Correct. James got that velocity from my example. You can calculate it too with the known times of .65 second to the y and z receivers using my equation that I previously posted:

v(x)=sqrt(t(y)^2-l(y)^2)/t(y)
t(x)=l(x)/(c-v(x))


v(x)=sqrt(.65^2-.5^2)/.65
v(x)=sqrt(.4225-.25)/.65
v(x)=sqrt(.1725)/.65
v(x)=0.41533119314590374262921313724537/.65
v(x)=0.63897106637831345019878944191596 c


t(x)=l(x)/(c-v(x))
t(x)=.5/0.36102893362168654980121055808404
t(x)=1.384930551089674865417977078419 seconds

Excellent. I think my staff (lol) can put that all on one graphic.

I want to move on while we wait for the staff to catch up.

You have suffered a barrage of criticism for not acknowledging the postulate of SR that says light speed is the same in all frames. Your graphic takes one light sphere emitted from within a box, and the box is in motion relative to the point the light sphere was emitted from in space (not from the source as such). And you are getting different speeds of light relative to the motion of the box, but constant speeds when measured from the fixed point in space where the light was emitted. This is the MD view of reality, right?

One example used by others to show you are wrong deals with light spheres emitted from a star and the speed of that light is measured from two locations in Earth's orbit around the sun, one while the Earth is moving away from the star and one while the Earth is moving toward the star. I assume the wave length of the measured light is slightly red/blue shifted depending on the Earth's relative motion to the star, but they are saying that the speed of the light was measured to be the same in both cases which confirms SR.
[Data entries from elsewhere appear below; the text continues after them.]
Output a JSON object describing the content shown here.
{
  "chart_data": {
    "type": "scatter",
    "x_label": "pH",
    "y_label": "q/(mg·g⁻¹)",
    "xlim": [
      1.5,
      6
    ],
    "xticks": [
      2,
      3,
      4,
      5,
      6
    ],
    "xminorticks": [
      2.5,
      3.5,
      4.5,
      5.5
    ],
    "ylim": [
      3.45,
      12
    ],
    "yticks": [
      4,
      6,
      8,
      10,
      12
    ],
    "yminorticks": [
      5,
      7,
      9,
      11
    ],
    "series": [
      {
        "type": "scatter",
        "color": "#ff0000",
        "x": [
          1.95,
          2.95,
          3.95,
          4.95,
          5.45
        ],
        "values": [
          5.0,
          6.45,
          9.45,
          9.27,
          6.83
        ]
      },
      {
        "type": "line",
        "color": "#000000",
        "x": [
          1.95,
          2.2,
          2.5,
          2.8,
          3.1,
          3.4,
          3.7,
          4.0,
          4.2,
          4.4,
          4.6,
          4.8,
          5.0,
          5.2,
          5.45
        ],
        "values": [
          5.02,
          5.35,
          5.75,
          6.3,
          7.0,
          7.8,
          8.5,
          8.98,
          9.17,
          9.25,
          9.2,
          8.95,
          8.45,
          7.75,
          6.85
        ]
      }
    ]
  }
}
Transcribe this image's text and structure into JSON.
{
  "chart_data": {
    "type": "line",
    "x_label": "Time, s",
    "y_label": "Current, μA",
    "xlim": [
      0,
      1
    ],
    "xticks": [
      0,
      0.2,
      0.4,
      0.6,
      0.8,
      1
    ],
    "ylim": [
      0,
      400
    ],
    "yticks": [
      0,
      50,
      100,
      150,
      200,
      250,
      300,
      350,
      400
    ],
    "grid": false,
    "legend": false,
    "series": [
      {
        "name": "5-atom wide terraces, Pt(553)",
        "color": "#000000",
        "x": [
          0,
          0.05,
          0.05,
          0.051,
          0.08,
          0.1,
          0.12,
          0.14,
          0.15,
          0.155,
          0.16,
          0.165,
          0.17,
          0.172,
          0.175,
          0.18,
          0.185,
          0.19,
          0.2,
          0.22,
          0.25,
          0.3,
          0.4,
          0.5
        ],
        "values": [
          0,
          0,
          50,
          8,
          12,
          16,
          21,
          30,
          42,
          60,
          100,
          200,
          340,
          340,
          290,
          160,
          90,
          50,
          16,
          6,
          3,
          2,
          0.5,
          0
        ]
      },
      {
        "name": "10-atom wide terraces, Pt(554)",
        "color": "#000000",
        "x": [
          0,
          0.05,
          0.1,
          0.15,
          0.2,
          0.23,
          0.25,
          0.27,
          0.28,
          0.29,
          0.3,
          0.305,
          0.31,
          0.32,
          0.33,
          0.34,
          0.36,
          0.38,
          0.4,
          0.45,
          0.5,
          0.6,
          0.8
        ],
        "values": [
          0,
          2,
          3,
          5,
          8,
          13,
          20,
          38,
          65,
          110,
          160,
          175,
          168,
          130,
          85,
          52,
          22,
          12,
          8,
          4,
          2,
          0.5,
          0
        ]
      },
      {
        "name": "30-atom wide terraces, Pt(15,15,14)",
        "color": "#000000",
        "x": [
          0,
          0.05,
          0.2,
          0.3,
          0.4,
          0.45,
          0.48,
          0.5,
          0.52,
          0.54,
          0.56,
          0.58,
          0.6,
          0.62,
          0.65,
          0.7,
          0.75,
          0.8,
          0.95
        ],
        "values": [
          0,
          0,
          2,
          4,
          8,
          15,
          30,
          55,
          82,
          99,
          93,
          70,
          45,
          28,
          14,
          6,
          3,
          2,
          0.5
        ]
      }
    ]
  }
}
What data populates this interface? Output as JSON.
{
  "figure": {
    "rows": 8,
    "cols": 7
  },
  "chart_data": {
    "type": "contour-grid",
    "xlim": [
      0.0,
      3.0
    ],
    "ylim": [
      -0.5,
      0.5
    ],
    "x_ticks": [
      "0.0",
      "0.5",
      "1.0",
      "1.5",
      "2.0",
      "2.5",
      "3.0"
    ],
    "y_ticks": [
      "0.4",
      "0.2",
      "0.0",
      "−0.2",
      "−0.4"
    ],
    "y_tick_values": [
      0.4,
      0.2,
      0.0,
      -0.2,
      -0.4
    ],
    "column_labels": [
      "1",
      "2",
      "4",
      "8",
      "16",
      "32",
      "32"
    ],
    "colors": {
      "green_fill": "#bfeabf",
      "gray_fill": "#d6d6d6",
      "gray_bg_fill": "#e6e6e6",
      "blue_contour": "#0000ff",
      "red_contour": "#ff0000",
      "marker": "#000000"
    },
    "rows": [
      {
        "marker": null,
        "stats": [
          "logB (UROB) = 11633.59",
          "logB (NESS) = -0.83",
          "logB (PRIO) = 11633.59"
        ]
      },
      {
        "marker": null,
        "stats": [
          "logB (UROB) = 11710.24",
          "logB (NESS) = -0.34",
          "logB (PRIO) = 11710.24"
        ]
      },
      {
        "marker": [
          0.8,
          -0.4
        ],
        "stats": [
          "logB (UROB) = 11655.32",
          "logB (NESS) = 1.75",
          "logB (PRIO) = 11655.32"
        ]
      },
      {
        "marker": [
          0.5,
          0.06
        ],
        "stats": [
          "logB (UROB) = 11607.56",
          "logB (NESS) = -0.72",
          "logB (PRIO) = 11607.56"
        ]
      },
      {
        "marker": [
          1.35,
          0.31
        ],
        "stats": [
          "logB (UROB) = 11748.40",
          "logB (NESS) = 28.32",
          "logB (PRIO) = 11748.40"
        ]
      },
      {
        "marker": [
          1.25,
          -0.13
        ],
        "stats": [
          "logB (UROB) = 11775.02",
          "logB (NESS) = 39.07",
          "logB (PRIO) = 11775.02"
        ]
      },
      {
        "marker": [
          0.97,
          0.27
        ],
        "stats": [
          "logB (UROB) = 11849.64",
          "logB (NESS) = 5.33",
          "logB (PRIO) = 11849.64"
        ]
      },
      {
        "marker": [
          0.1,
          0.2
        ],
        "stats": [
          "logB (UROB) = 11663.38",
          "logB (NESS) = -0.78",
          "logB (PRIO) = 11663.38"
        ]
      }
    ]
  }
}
I suggest that there is an all new coordinate system within which your scenario is playing out. It would be a coordinate system where measurements made in the SR example of light from a distant star would be subjected to mathematical equations that would transform their measurements so they agreed with what your measurements would show, if you were to measure the speed of light from that distant star using your logic. Do you follow this reasoning?

To move on to that analysis, can you envision a graphic that would lay out how to measure the same light sphere coming from a distant star from two perspectives, moving toward that star, and moving away from that star, using your logic? I think you are saying that the speed of that light will be c from the point in space where the light sphere you measure was emitted (not from where the star is), but that the measurement from the two different Earth boxes will show the speed of the star light to be different when we are moving toward the light sphere compared to when we are moving away from the light sphere. Is that correct? Then if we apply the MD transformation equations to their measurement they would agree with yours.

This doesn't mean you have reality on your side, lol. It just means that it is possible to use SR measurements to determine MD measurements, and vice versa. The difference between the two will then quantify the different "realities" represented by each coordinate system.